In principio fu Gino Sorbillo. Un fuoriclasse, nulla da aggiungere: tanto dietro al forno quanto tra la gente. Gino, nipote di Luigi Sorbillo e Carolina Esposito, fondatori della storica sede di via dei Tribunali a Napoli tutt’ora attiva, è il figlio del 19simo dei figli dei fondatori: una dinastia acqua e farina diventata un impero. Per entrare nell’immaginario collettivo, però, Gino si è imposto a pizza e media. Accompagnato in una fase della sua carriera mediatica anche dall’onnipresente “fabbrica di titoli per giornali” Francesco Emilio Borrelli, alla margherita abbinava candidature alle primarie del Partito Democratico. Al forno la presenza in TV. Oggi, quindi, se cerchiamo su Google “Chi è il pizzaiolo più famoso di Napoli?”, la SERP è ben chiara spiegandocelo direttamente in posizione zero.
Saremo sinceri: piaccia o no, con la sua iperpresenza e le pizze parlate, Gino Sorbillo è diventato un modello a cui mirare. Più passano gli anni, più i pizzaioli travalicano il loro ruolo per essere qualcosa in più.
Attualmente, per sfumature insignificanti della keyword di ricerca, il “pizzaiolo migliore di…” cambia sempre nome. Franco Pepe, Valerio Valle, Danilo Melloni, Luciano Carciotto per fare alcuni esempi.
Diciamocelo, sembra che la sfida più che al forno si giochi in SEO.
Cercasi pizzaiolo che faccia le pizze
Ed è probabilmente per questo che i pizzaioli hanno man mano lasciato i grembiuli per diventare altro. O li hanno indossati mentre erano altro per rivendicare l’appartenenza a una categoria, come fosse una divisa. Da un lato, i lustrini del gourmet con le sue regole, i suoi giornali e i suoi giornalisti di riferimento, in un sistema a sé stante rispetto al resto della categoria. Dall’altro, la voglia di mettersi in mostra. Nascono così i pizzaioli influencer, i pizzaioli che vincono i talent, i pizzaioli che si fanno tra loro concorsi e manifestazioni e – anche – i pizzaioli opinion leader.
Nascono anche a Napoli. Soprattutto a Napoli. Patria della pizza che ne rivendica fieramente e giustamente le radici. Nell’atavica mancanza di figure di spessore culturale riconosciute come tali in questa città, troppo spesso i pizzaioli approfittano del vuoto per inserirsi nel dibattito e guadagnare qualche pagina promozionale sui quotidiani.

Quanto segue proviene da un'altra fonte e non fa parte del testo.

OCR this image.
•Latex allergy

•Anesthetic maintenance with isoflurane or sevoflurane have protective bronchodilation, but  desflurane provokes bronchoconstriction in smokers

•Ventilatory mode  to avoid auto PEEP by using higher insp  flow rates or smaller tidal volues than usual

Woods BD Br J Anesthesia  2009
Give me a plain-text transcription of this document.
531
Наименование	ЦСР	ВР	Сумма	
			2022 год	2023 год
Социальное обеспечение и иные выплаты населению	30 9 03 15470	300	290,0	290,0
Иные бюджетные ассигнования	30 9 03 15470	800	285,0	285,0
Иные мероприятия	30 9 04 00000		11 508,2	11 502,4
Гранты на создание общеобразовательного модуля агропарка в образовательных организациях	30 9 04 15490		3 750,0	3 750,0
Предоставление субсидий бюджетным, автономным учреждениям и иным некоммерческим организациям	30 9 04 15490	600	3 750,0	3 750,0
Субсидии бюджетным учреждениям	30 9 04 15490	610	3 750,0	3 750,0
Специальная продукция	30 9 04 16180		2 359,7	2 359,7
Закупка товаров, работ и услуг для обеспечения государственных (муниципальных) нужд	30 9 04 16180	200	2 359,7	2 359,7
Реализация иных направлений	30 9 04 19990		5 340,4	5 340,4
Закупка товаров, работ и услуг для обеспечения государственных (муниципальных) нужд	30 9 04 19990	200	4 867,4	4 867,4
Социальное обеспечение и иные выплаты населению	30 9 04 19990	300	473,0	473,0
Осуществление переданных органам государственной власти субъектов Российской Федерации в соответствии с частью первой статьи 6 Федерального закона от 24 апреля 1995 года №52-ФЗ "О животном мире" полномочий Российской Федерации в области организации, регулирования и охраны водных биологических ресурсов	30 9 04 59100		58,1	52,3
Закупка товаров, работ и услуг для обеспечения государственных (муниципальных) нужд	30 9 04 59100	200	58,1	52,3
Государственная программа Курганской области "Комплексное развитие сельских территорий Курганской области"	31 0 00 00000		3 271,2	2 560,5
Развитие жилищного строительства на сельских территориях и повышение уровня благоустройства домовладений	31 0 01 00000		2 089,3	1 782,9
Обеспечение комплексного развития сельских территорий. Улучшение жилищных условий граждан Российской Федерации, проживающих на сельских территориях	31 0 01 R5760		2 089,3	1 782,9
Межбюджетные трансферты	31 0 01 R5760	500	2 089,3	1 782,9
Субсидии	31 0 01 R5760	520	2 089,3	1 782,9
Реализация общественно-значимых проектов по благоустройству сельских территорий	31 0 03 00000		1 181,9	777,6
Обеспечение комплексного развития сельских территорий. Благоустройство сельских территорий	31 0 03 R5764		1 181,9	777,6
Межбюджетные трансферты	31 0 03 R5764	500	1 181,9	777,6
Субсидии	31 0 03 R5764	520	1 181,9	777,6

Mentre i Gerardo Marotta venivano abbandonati a sé stessi negli ampi saloni dell’Istituto Italiano per gli Studi Filosofici, gli Aldo Masullo ci lasciano troppo presto e a formare l’opinione pubblica sono quelli che più che fare fanno baccano (con una certa compiacenza da parte di una stampa dal titolo urlato), capita quindi di sentire pizzaioli disquisire sulle scelte politiche e sul futuro della città e della Nazione con una nonchalanches da sociopolitologi navigati.
Cercasi personale
Ultimo in ordine di tempo è Ciro Oliva, a cui viene dato ampio spazio sul dorso locale di un blasonato quotidiano con la sua analisi della situazione occupazionale e delle politiche del lavoro. Secondo il famoso pizzaiolo, presentato da chi scrive come “pizzaiolo con appeal mediatico e consensi unanimi“, il motivo per cui non riesce a trovare personale è che troppi prendono il reddito di cittadinanza. Più comodo – secondo Oliva – stare a casa o lavorare a nero. Quindi, la sua pizzeria non trova staff.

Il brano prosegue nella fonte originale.